Évidemment, la difficulté de l’exercice témoigne de votre confiance dans leurs capacités, qu’ils sont capables d’activer pour ne pas vous décevoir, ce qui est là encore, une marque de confiance en retour. Parallèlement, cela consolide les jeunes dans l’exercice de leur métier d’élève, sans que cela soit douloureux, ce qui est parfois difficile pour des élèves de 1re STMG : ils se conforment à une attitude commandée par des règles. En cela, les élèves accèdent à ce que les sociologues appellent le « curriculum caché » de l’éducation scolaire, qui est évident pour certains dont le cadre familial est proche de l’école, mais difficilement accessible pour les autres. Pour arriver à leur fin, les élèves ont dû développer une vraie coopération, ce qui est un exercice extrêmement difficile qui génère en général beaucoup de frustrations par manque de maîtrise globale. Cependant il est puissant car il génère une dynamique interactionniste entre l’apprentissage individuel et l’appui sur le collectif. Pour finir, le rendu permet de partager les réussites et la construction, de partager les difficultés. En cela, c’est un exercice de socialisation puissant qui prépare à ce qui structure la société. Il demande en général que l’enseignant régule les investissements, entre le leader qui accapare les décisions et celui qui esquive l’engagement. Votre décision d’imposer la composition des groupes a sans doute permis de vous affranchir en partie de cette difficulté. Le reste renvoie à la confiance réciproque évoquée ci-dessus.

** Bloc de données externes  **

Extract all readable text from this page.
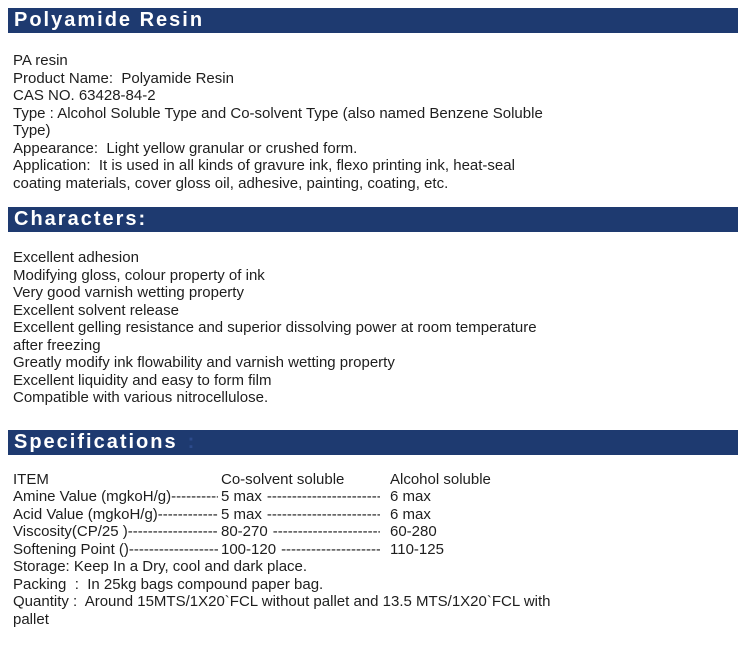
Polyamide Resin

PA resin

Product Name:  Polyamide Resin

CAS NO. 63428-84-2

Type : Alcohol Soluble Type and Co-solvent Type (also named Benzene Soluble Type)

Appearance:  Light yellow granular or crushed form.

Application:  It is used in all kinds of gravure ink, flexo printing ink, heat-seal coating materials, cover gloss oil, adhesive, painting, coating, etc.

Characters:

Excellent adhesion

Modifying gloss, colour property of ink

Very good varnish wetting property

Excellent solvent release

Excellent gelling resistance and superior dissolving power at room temperature after freezing

Greatly modify ink flowability and varnish wetting property

Excellent liquidity and easy to form film

Compatible with various nitrocellulose.

Specifications :
ITEM	Co-solvent soluble	Alcohol soluble
Amine Value (mgkoH/g) -----	5 max -----	6 max
Acid Value (mgkoH/g) -----	5 max -----	6 max
Viscosity(CP/25 ) -----	80-270 -----	60-280
Softening Point () -----	100-120 -----	110-125

Storage: Keep In a Dry, cool and dark place.

Packing  :  In 25kg bags compound paper bag.

Quantity :  Around 15MTS/1X20`FCL without pallet and 13.5 MTS/1X20`FCL with pallet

 Témoignage de Charlotte Vermeulen en tant que professeure de 1re STMG

Je suis fière de les avoir confrontés à une expérience qui demande autant de rigueur et de concentration. L’ensemble des documents à analyser est complexe mais riche. L’idée de QCM pour les faire avancer sur le sujet est ludique. Je suis fière du travail qu’ils ont pu produire et de leur motivation à jouer le jeu. Heureuse de les entendre me dire « Nous sommes beaux en tenues professionnelles, finalement nous avons adoré l’exercice ». En tant qu’ancienne chef d’entreprise, mon but est de les accompagner vers le monde de demain avec davantage de confiance en eux et plus de connaissances sur l’expression du monde.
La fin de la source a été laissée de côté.